Un début d’année 2022 plein d’espoir

Fin janvier, Sam Bankman-Fried, encore à la tête de la plateforme, a annoncé son premier exploit avec sa structure américaine : FTX.US a atteint une valorisation de 8 milliards de dollars. Quelques jours plus tard, nouvel exploit pour SBF : la structure globale FTX a atteint une valorisation de 32 milliards de dollars - grâce aux dépôts des clients, mais ça on ne le sait pas encore. C'est à peu près à cette époque que les tours de financement disproportionnés ont commencé à affluer. Les sociétés d'infrastructure de blockchain Alchemy et Fireblocks ont levé respectivement 10,2 milliards et 8 milliards de dollars. De son côté, Circle, l'émetteur de l’un des principaux stablecoins, USD Coin (USDC), a déclaré non seulement qu'il prévoyait toujours de s'introduire en bourse par le biais d'une opération de type SPAC, mais aussi que sa valorisation atteindrait 9 milliards de dollars, soit le double de ce qu'il avait annoncé l'année dernière. Finalement, l’opération n’a pas eu lieu en 2022. 

Tout cela a été rendu possible par des capital-risqueurs, souvent peu consciencieux, qui regorgeaient de liquidités. En début d’année, le célèbre fonds d’investissement Sequoia Capital a déclaré qu'elle levait jusqu'à 600 millions de dollars pour investir dans les actifs numériques.

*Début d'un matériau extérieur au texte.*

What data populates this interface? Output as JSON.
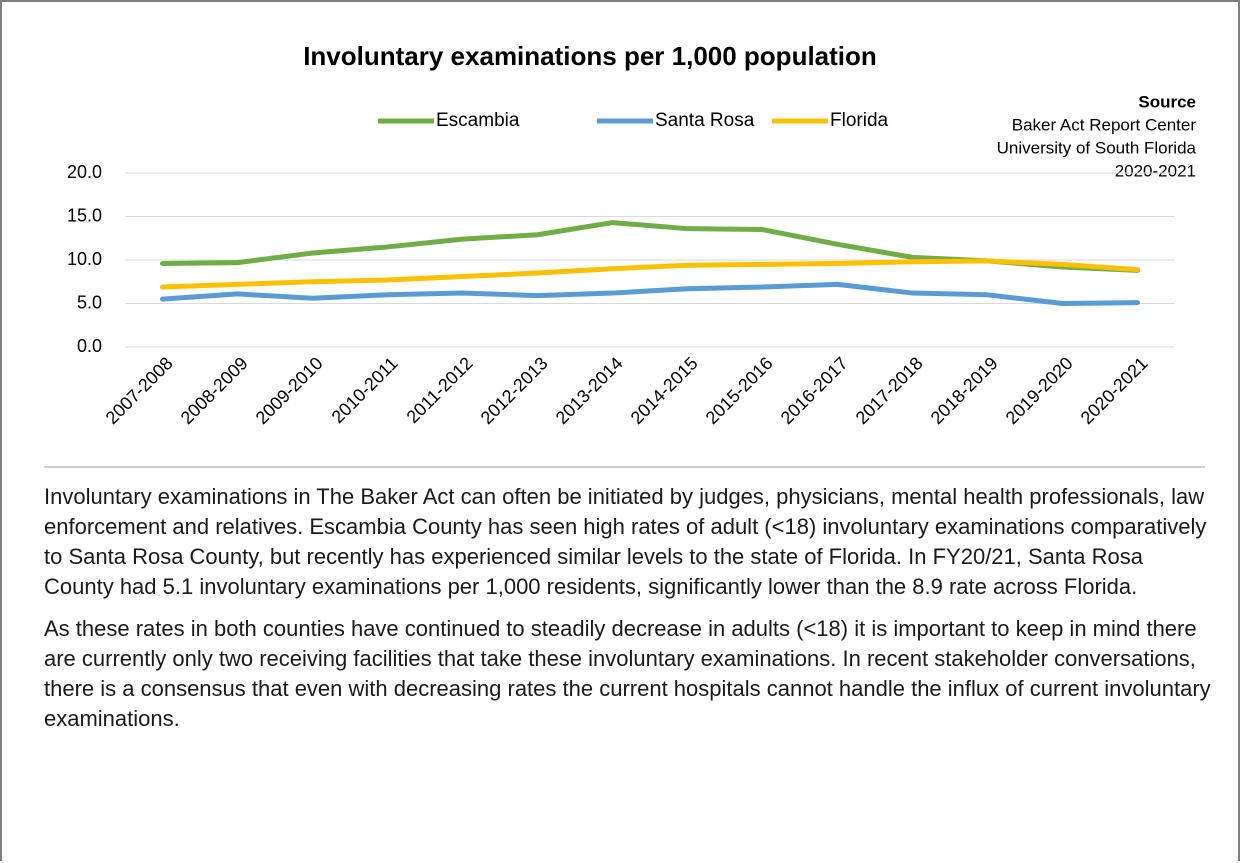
{
  "chart_data": {
    "type": "line",
    "title": "Involuntary examinations per 1,000 population",
    "source_title": "Source",
    "source_lines": [
      "Baker Act Report Center",
      "University of South Florida",
      "2020-2021"
    ],
    "categories": [
      "2007-2008",
      "2008-2009",
      "2009-2010",
      "2010-2011",
      "2011-2012",
      "2012-2013",
      "2013-2014",
      "2014-2015",
      "2015-2016",
      "2016-2017",
      "2017-2018",
      "2018-2019",
      "2019-2020",
      "2020-2021"
    ],
    "series": [
      {
        "name": "Escambia",
        "color": "#70ad47",
        "values": [
          9.6,
          9.7,
          10.8,
          11.5,
          12.4,
          12.9,
          14.3,
          13.6,
          13.5,
          11.8,
          10.3,
          9.9,
          9.2,
          8.8
        ]
      },
      {
        "name": "Santa Rosa",
        "color": "#5b9bd5",
        "values": [
          5.5,
          6.1,
          5.6,
          6.0,
          6.2,
          5.9,
          6.2,
          6.7,
          6.9,
          7.2,
          6.2,
          6.0,
          5.0,
          5.1
        ]
      },
      {
        "name": "Florida",
        "color": "#ffc000",
        "values": [
          6.9,
          7.2,
          7.5,
          7.7,
          8.1,
          8.5,
          9.0,
          9.4,
          9.5,
          9.6,
          9.8,
          9.9,
          9.5,
          8.9
        ]
      }
    ],
    "ylim": [
      0,
      20
    ],
    "yticks": [
      {
        "value": 0,
        "label": "0.0"
      },
      {
        "value": 5,
        "label": "5.0"
      },
      {
        "value": 10,
        "label": "10.0"
      },
      {
        "value": 15,
        "label": "15.0"
      },
      {
        "value": 20,
        "label": "20.0"
      }
    ],
    "grid": true,
    "legend": "top"
  },
  "paragraphs": [
    "Involuntary examinations in The Baker Act can often be initiated by judges, physicians, mental health professionals, law enforcement and relatives. Escambia County has seen high rates of adult (<18) involuntary examinations comparatively to Santa Rosa County, but recently has experienced similar levels to the state of Florida. In FY20/21, Santa Rosa County had 5.1 involuntary examinations per 1,000 residents, significantly lower than the 8.9 rate across Florida.",
    "As these rates in both counties have continued to steadily decrease in adults (<18) it is important to keep in mind there are currently only two receiving facilities that take these involuntary examinations. In recent stakeholder conversations, there is a consensus that even with decreasing rates the current hospitals cannot handle the influx of current involuntary examinations."
  ]
}
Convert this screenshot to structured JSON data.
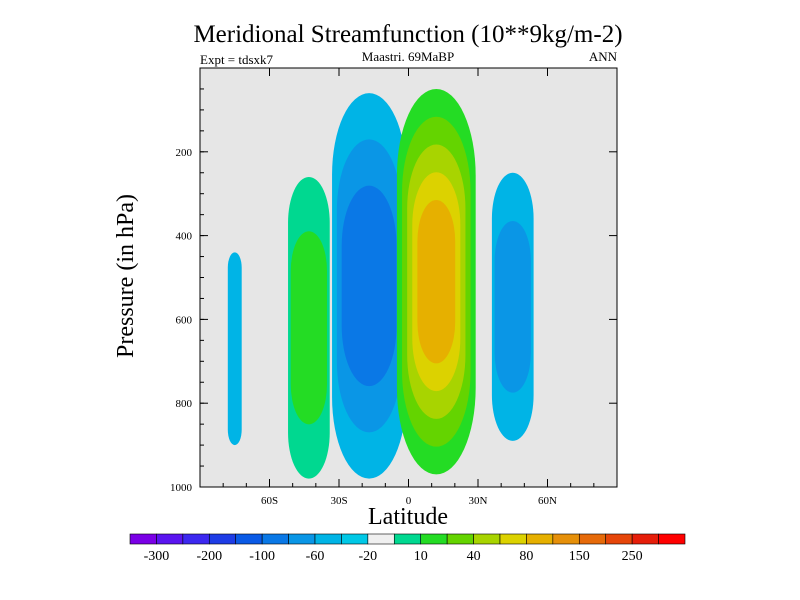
{
  "chart_data": {
    "type": "heatmap",
    "title": "Meridional Streamfunction (10**9kg/m-2)",
    "subtitle_left": "Expt = tdsxk7",
    "subtitle_center": "Maastri.  69MaBP",
    "subtitle_right": "ANN",
    "xlabel": "Latitude",
    "ylabel": "Pressure (in hPa)",
    "xlim": [
      -90,
      90
    ],
    "ylim": [
      0,
      1000
    ],
    "y_inverted": true,
    "x_ticks": [
      {
        "value": -60,
        "label": "60S"
      },
      {
        "value": -30,
        "label": "30S"
      },
      {
        "value": 0,
        "label": "0"
      },
      {
        "value": 30,
        "label": "30N"
      },
      {
        "value": 60,
        "label": "60N"
      }
    ],
    "y_ticks": [
      {
        "value": 200,
        "label": "200"
      },
      {
        "value": 400,
        "label": "400"
      },
      {
        "value": 600,
        "label": "600"
      },
      {
        "value": 800,
        "label": "800"
      },
      {
        "value": 1000,
        "label": "1000"
      }
    ],
    "background_color": "#e6e6e6",
    "colorbar": {
      "colors": [
        "#7a00e6",
        "#5a14f0",
        "#3c28f0",
        "#1e3ce6",
        "#0a5ae6",
        "#0a78e6",
        "#0a96e6",
        "#00b4e6",
        "#00c8e6",
        "#f0f0f0",
        "#00d890",
        "#24dc24",
        "#64d400",
        "#a8d400",
        "#dcd200",
        "#e6b000",
        "#e6900a",
        "#e66a0a",
        "#e6460a",
        "#e61e0a",
        "#ff0000"
      ],
      "labels": [
        {
          "after_index": 0,
          "text": "-300"
        },
        {
          "after_index": 2,
          "text": "-200"
        },
        {
          "after_index": 4,
          "text": "-100"
        },
        {
          "after_index": 6,
          "text": "-60"
        },
        {
          "after_index": 8,
          "text": "-20"
        },
        {
          "after_index": 10,
          "text": "10"
        },
        {
          "after_index": 12,
          "text": "40"
        },
        {
          "after_index": 14,
          "text": "80"
        },
        {
          "after_index": 16,
          "text": "150"
        },
        {
          "after_index": 18,
          "text": "250"
        }
      ]
    },
    "cells": [
      {
        "name": "southern-polar-cell",
        "center_lat": -75,
        "center_p": 670,
        "half_width_lat": 3,
        "half_height_p": 230,
        "levels": [
          "#00b4e6"
        ]
      },
      {
        "name": "southern-ferrel-cell",
        "center_lat": -43,
        "center_p": 620,
        "half_width_lat": 9,
        "half_height_p": 360,
        "levels": [
          "#00d890",
          "#24dc24"
        ]
      },
      {
        "name": "southern-hadley-cell",
        "center_lat": -17,
        "center_p": 520,
        "half_width_lat": 16,
        "half_height_p": 460,
        "levels": [
          "#00b4e6",
          "#0a96e6",
          "#0a78e6"
        ]
      },
      {
        "name": "northern-hadley-cell",
        "center_lat": 12,
        "center_p": 510,
        "half_width_lat": 17,
        "half_height_p": 460,
        "levels": [
          "#24dc24",
          "#64d400",
          "#a8d400",
          "#dcd200",
          "#e6b000"
        ]
      },
      {
        "name": "northern-ferrel-cell",
        "center_lat": 45,
        "center_p": 570,
        "half_width_lat": 9,
        "half_height_p": 320,
        "levels": [
          "#00b4e6",
          "#0a96e6"
        ]
      }
    ]
  }
}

Même les grands noms de la finance traditionnelle comme BlackRock et Fidelity Investments ont financé des sociétés de la cryptosphère, dont FTX. 

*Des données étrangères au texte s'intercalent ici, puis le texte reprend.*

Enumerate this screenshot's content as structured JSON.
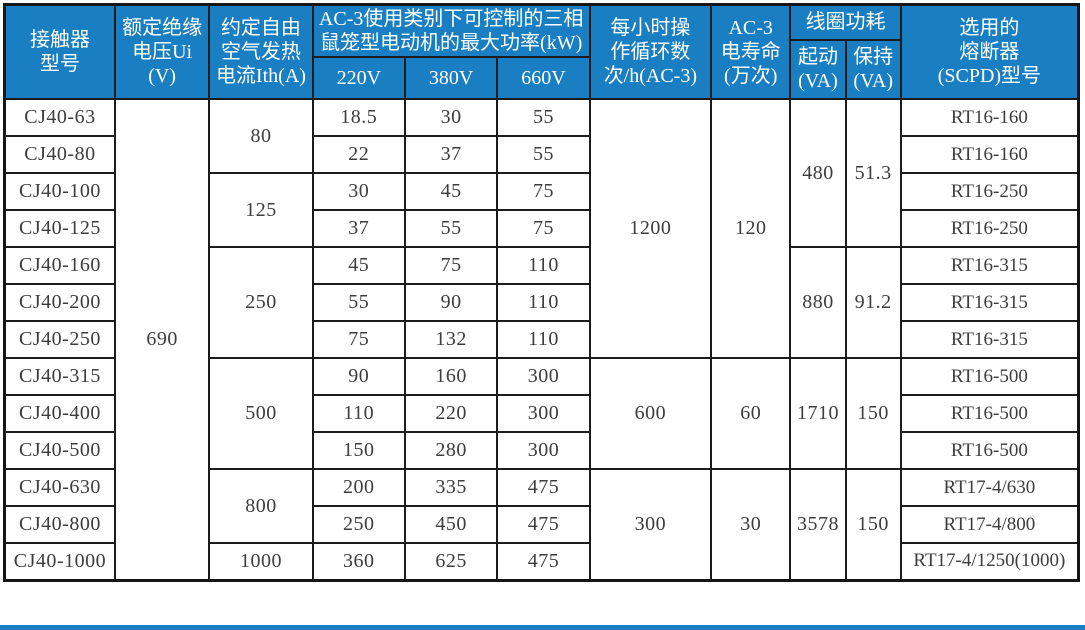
{
  "colors": {
    "header_bg": "#1a7ec2",
    "header_text": "#ffffff",
    "body_text": "#3d3d3d",
    "grid_line": "#1c1c1c",
    "bottom_accent_bar": "#1a7ec2"
  },
  "table": {
    "header": {
      "model": "接触器\n型号",
      "insulation_voltage": "额定绝缘\n电压Ui (V)",
      "thermal_current": "约定自由\n空气发热\n电流Ith(A)",
      "power_group": "AC-3使用类别下可控制的三相\n鼠笼型电动机的最大功率(kW)",
      "power_220": "220V",
      "power_380": "380V",
      "power_660": "660V",
      "cycles": "每小时操\n作循环数\n次/h(AC-3)",
      "electrical_life": "AC-3\n电寿命\n(万次)",
      "coil_group": "线圈功耗",
      "coil_start": "起动\n(VA)",
      "coil_hold": "保持\n(VA)",
      "fuse": "选用的\n熔断器\n(SCPD)型号"
    },
    "rows": [
      {
        "cells": [
          {
            "n": "model-cell",
            "v": "CJ40-63"
          },
          {
            "n": "ui-cell",
            "v": "690",
            "rs": 13
          },
          {
            "n": "ith-cell",
            "v": "80",
            "rs": 2
          },
          {
            "n": "power-220-cell",
            "v": "18.5"
          },
          {
            "n": "power-380-cell",
            "v": "30"
          },
          {
            "n": "power-660-cell",
            "v": "55"
          },
          {
            "n": "cycles-cell",
            "v": "1200",
            "rs": 7
          },
          {
            "n": "life-cell",
            "v": "120",
            "rs": 7
          },
          {
            "n": "coil-start-cell",
            "v": "480",
            "rs": 4
          },
          {
            "n": "coil-hold-cell",
            "v": "51.3",
            "rs": 4
          },
          {
            "n": "fuse-cell",
            "v": "RT16-160"
          }
        ]
      },
      {
        "cells": [
          {
            "n": "model-cell",
            "v": "CJ40-80"
          },
          {
            "n": "power-220-cell",
            "v": "22"
          },
          {
            "n": "power-380-cell",
            "v": "37"
          },
          {
            "n": "power-660-cell",
            "v": "55"
          },
          {
            "n": "fuse-cell",
            "v": "RT16-160"
          }
        ]
      },
      {
        "cells": [
          {
            "n": "model-cell",
            "v": "CJ40-100"
          },
          {
            "n": "ith-cell",
            "v": "125",
            "rs": 2
          },
          {
            "n": "power-220-cell",
            "v": "30"
          },
          {
            "n": "power-380-cell",
            "v": "45"
          },
          {
            "n": "power-660-cell",
            "v": "75"
          },
          {
            "n": "fuse-cell",
            "v": "RT16-250"
          }
        ]
      },
      {
        "cells": [
          {
            "n": "model-cell",
            "v": "CJ40-125"
          },
          {
            "n": "power-220-cell",
            "v": "37"
          },
          {
            "n": "power-380-cell",
            "v": "55"
          },
          {
            "n": "power-660-cell",
            "v": "75"
          },
          {
            "n": "fuse-cell",
            "v": "RT16-250"
          }
        ]
      },
      {
        "cells": [
          {
            "n": "model-cell",
            "v": "CJ40-160"
          },
          {
            "n": "ith-cell",
            "v": "250",
            "rs": 3
          },
          {
            "n": "power-220-cell",
            "v": "45"
          },
          {
            "n": "power-380-cell",
            "v": "75"
          },
          {
            "n": "power-660-cell",
            "v": "110"
          },
          {
            "n": "coil-start-cell",
            "v": "880",
            "rs": 3
          },
          {
            "n": "coil-hold-cell",
            "v": "91.2",
            "rs": 3
          },
          {
            "n": "fuse-cell",
            "v": "RT16-315"
          }
        ]
      },
      {
        "cells": [
          {
            "n": "model-cell",
            "v": "CJ40-200"
          },
          {
            "n": "power-220-cell",
            "v": "55"
          },
          {
            "n": "power-380-cell",
            "v": "90"
          },
          {
            "n": "power-660-cell",
            "v": "110"
          },
          {
            "n": "fuse-cell",
            "v": "RT16-315"
          }
        ]
      },
      {
        "cells": [
          {
            "n": "model-cell",
            "v": "CJ40-250"
          },
          {
            "n": "power-220-cell",
            "v": "75"
          },
          {
            "n": "power-380-cell",
            "v": "132"
          },
          {
            "n": "power-660-cell",
            "v": "110"
          },
          {
            "n": "fuse-cell",
            "v": "RT16-315"
          }
        ]
      },
      {
        "cells": [
          {
            "n": "model-cell",
            "v": "CJ40-315"
          },
          {
            "n": "ith-cell",
            "v": "500",
            "rs": 3
          },
          {
            "n": "power-220-cell",
            "v": "90"
          },
          {
            "n": "power-380-cell",
            "v": "160"
          },
          {
            "n": "power-660-cell",
            "v": "300"
          },
          {
            "n": "cycles-cell",
            "v": "600",
            "rs": 3
          },
          {
            "n": "life-cell",
            "v": "60",
            "rs": 3
          },
          {
            "n": "coil-start-cell",
            "v": "1710",
            "rs": 3
          },
          {
            "n": "coil-hold-cell",
            "v": "150",
            "rs": 3
          },
          {
            "n": "fuse-cell",
            "v": "RT16-500"
          }
        ]
      },
      {
        "cells": [
          {
            "n": "model-cell",
            "v": "CJ40-400"
          },
          {
            "n": "power-220-cell",
            "v": "110"
          },
          {
            "n": "power-380-cell",
            "v": "220"
          },
          {
            "n": "power-660-cell",
            "v": "300"
          },
          {
            "n": "fuse-cell",
            "v": "RT16-500"
          }
        ]
      },
      {
        "cells": [
          {
            "n": "model-cell",
            "v": "CJ40-500"
          },
          {
            "n": "power-220-cell",
            "v": "150"
          },
          {
            "n": "power-380-cell",
            "v": "280"
          },
          {
            "n": "power-660-cell",
            "v": "300"
          },
          {
            "n": "fuse-cell",
            "v": "RT16-500"
          }
        ]
      },
      {
        "cells": [
          {
            "n": "model-cell",
            "v": "CJ40-630"
          },
          {
            "n": "ith-cell",
            "v": "800",
            "rs": 2
          },
          {
            "n": "power-220-cell",
            "v": "200"
          },
          {
            "n": "power-380-cell",
            "v": "335"
          },
          {
            "n": "power-660-cell",
            "v": "475"
          },
          {
            "n": "cycles-cell",
            "v": "300",
            "rs": 3
          },
          {
            "n": "life-cell",
            "v": "30",
            "rs": 3
          },
          {
            "n": "coil-start-cell",
            "v": "3578",
            "rs": 3
          },
          {
            "n": "coil-hold-cell",
            "v": "150",
            "rs": 3
          },
          {
            "n": "fuse-cell",
            "v": "RT17-4/630"
          }
        ]
      },
      {
        "cells": [
          {
            "n": "model-cell",
            "v": "CJ40-800"
          },
          {
            "n": "power-220-cell",
            "v": "250"
          },
          {
            "n": "power-380-cell",
            "v": "450"
          },
          {
            "n": "power-660-cell",
            "v": "475"
          },
          {
            "n": "fuse-cell",
            "v": "RT17-4/800"
          }
        ]
      },
      {
        "cells": [
          {
            "n": "model-cell",
            "v": "CJ40-1000"
          },
          {
            "n": "ith-cell",
            "v": "1000"
          },
          {
            "n": "power-220-cell",
            "v": "360"
          },
          {
            "n": "power-380-cell",
            "v": "625"
          },
          {
            "n": "power-660-cell",
            "v": "475"
          },
          {
            "n": "fuse-cell",
            "v": "RT17-4/1250(1000)"
          }
        ]
      }
    ]
  }
}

Mais la crypto ne s’arrête pas à la sphère financière. Des célébrités allant de Tom Brady, en passant par Kim Kardashian pour aller jusqu’à Paris Hilton vantaient leurs investissements en crypto. Les noms des plateformes ont été apposés sur les stades, et le Super Bowl de février a été surnommé "le crypto bowl".

Mais tout cela commençait à être louche pour les régulateurs. Pour commencer, le gendarme boursier américain, la Securities and Exchange Commission (SEC), a infligé à BlockFi une amende de 100 millions de dollars pour son produit de prêt de crypto-monnaie non enregistré. Mais sur scène la fête continuait, rien de tout cela ne semblait avoir d'importance. En avril, il y a eu “Crypto Bahamas”. 

Anthony Scaramucci, directeur de la communication de la Maison Blanche depuis moins de 15 jours à l'époque, a organisé sa conférence SALT avec Bankman-Fried, avec des banquiers et des gestionnaires de fonds spéculatifs de renom. Bankman-Fried a charmé non seulement ces derniers, mais aussi Bill Clinton et l'ancien Premier ministre britannique Tony Blair avec sa vision ambitieuse de devenir la “Super App de la crypto”. Il y avait des parades bahaméennes le jour et des événements exclusifs avec le célèbre DJ Steve Aoki la nuit. Malgré tout, la fête ne durera pas éternellement, et un événement funeste se préparait en coulisse.

Tout bascule en mai

En Mai, l’explosion de l’écosystème Terra et de son stablecoin algorithmique UST a peut-être été l’étincelle provoquant l’embrasement de la DeFi (Finance Décentralisée), et plus largement du marché des cryptomonnaies cette année. 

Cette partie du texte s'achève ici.